O Diário Oficial de Belford ROXO de hoje (10) trouxe a exoneração de Denis de Souza Macedo do cargo de secretário de Educação. Denis foi preso nesta terça-feira (9) pela Polícia Federal (PF) na Operação Fames, deflagrada pela PF e pelo Ministério Público Federal (MPF), por supostos desvios de verba da merenda do município, que acabou sendo exonerado do cargo pelo prefeito Wagner dos Santos Carneiro, o Waguinho (Republicanos).

A prefeitura de Belford Roxo designou a vaga para o farmacêutico Bruno Vinícius da Silva Oliveira.

Dinheiro desviado da merenda escolar

Denis de Souza Macedo é suspeito de ter desviado ao menos R$ 6.140.602,60 do Programa Nacional de Alimentação Escolar (Pnae).

Ao longo da investigação, foi possível verificar que agentes públicos atuantes na Secretaria de Educação de Belford Roxo, em conluio com pessoas jurídicas fornecedoras de merenda escolar e seus dirigentes, desviaram recursos públicos originalmente destinados à aquisição de merendas escolares para as unidades de ensino do município”, informou a PF.

“As fraudes eram realizadas mediante sucessivos pagamentos superfaturados, baseados em documentação falsa e destinados a empresas que foram contratadas para fornecer a merenda”, detalhou a corporação.

A investigação revelou que o desvio dos recursos teria sido acompanhado do pagamento de vantagens indevidas, por parte das empresas fornecedoras de merenda, a agentes públicos do município de Belford Roxo, “os quais se valeram de mecanismos de lavagem de dinheiro para ocultar e dissimular a origem ilícita dos valores recebidos“.

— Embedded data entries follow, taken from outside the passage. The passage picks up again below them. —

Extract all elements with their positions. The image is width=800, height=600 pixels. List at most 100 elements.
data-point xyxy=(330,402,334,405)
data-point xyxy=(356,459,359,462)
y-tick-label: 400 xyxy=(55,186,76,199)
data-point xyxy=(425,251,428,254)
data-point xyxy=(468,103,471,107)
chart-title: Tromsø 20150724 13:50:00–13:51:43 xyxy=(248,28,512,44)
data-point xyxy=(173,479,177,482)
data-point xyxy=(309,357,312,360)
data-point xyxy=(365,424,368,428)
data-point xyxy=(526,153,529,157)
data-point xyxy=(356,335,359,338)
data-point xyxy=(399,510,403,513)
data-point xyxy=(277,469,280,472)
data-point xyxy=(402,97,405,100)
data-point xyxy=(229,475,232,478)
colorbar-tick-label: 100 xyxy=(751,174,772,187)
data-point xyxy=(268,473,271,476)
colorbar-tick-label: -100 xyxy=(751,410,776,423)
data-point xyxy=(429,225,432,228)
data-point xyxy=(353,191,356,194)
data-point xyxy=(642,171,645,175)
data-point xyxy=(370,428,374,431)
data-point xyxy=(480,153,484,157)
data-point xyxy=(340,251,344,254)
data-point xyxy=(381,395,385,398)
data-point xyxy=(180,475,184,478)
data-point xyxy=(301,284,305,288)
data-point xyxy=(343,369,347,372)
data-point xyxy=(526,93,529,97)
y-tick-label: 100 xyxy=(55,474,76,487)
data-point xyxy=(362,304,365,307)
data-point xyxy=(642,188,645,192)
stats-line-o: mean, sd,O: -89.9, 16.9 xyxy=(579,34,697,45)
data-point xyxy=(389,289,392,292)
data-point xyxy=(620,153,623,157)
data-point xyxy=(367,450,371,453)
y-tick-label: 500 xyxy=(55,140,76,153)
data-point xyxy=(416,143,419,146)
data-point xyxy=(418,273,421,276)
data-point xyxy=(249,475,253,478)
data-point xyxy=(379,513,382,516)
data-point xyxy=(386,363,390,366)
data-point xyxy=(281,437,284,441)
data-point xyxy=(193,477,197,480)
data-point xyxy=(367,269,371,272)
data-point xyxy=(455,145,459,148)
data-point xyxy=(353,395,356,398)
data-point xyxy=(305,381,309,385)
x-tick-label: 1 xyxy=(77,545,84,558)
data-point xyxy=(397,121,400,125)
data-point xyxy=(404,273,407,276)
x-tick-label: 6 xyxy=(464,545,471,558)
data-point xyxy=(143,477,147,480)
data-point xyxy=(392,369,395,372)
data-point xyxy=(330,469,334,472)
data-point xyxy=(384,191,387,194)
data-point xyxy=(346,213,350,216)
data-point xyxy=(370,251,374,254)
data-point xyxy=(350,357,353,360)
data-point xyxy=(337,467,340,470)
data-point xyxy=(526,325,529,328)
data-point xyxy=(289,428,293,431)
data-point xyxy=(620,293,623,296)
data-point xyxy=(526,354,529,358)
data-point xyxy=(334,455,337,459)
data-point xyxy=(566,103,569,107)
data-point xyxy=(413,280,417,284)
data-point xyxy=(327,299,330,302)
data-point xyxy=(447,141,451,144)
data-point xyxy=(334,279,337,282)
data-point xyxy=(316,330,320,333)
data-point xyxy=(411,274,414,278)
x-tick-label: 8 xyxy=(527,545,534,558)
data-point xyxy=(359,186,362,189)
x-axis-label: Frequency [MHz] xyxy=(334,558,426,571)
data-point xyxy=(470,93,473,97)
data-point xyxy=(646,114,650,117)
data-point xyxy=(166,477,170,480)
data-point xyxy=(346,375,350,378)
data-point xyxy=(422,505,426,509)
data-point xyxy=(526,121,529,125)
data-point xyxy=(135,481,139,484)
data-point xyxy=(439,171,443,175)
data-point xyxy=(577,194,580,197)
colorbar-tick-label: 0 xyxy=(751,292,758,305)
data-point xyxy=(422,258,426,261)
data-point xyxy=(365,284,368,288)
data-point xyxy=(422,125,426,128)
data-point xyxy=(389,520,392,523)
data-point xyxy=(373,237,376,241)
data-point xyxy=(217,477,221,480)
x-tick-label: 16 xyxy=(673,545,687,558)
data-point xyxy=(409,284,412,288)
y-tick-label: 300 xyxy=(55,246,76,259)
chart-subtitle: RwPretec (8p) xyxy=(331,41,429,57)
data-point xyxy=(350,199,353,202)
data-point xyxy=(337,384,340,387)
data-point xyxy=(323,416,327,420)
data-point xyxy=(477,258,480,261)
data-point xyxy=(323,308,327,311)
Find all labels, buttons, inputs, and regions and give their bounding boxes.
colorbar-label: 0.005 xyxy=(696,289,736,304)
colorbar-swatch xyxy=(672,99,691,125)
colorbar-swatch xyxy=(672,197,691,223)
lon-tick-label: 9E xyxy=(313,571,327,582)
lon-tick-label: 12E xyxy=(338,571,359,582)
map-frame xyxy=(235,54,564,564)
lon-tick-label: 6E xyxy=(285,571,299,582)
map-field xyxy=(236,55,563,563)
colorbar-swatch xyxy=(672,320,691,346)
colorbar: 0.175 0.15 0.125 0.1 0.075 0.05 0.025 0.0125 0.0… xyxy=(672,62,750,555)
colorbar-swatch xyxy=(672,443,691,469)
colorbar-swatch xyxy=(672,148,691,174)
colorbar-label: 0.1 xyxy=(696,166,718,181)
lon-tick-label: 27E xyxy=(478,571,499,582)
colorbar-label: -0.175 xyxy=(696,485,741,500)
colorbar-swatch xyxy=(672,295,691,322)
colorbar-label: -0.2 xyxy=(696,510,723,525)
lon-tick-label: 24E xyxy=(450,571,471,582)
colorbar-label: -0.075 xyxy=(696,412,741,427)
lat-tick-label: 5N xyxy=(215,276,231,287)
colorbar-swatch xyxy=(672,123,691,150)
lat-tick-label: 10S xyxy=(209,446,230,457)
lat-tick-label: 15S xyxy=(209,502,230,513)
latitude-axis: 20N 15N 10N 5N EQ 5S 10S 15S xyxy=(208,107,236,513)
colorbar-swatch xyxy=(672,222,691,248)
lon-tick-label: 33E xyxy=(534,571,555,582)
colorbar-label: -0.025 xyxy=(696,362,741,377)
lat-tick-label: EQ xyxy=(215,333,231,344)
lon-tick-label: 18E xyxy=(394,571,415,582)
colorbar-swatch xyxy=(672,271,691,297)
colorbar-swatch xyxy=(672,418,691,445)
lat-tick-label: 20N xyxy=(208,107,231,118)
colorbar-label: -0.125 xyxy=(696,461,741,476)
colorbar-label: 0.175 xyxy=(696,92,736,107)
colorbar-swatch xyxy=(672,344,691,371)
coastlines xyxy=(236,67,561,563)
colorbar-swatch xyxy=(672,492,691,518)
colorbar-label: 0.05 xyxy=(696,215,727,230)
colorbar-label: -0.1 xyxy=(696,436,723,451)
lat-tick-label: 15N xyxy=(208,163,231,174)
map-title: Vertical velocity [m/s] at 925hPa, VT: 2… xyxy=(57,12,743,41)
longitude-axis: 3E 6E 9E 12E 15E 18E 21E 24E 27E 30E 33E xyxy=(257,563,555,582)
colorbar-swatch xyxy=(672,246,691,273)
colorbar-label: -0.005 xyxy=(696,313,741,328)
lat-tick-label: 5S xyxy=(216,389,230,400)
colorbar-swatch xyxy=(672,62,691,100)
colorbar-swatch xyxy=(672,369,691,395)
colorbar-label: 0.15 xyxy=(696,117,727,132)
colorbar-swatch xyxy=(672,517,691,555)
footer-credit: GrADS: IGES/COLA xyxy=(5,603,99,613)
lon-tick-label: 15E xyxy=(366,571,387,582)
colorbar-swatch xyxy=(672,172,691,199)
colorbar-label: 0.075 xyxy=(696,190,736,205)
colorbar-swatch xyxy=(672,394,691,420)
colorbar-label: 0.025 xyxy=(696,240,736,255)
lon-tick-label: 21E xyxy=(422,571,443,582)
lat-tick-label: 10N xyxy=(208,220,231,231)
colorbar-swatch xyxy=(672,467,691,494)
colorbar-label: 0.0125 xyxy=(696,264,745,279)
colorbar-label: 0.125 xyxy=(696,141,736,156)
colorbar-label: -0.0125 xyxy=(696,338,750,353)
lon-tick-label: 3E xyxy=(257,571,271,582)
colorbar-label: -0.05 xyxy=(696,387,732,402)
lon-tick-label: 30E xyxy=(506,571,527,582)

Agentes em operação de busca e apreensão

Os agentes cumpriram 21 mandados de busca e apreensão , “de forma a coletar mais elementos que possam estabelecer o montante total dos valores desviados”.

Os crimes que os investigados podem responder são de documento falso, peculato, corrupção passiva e ativa, fraude à licitação e lavagem de dinheiro.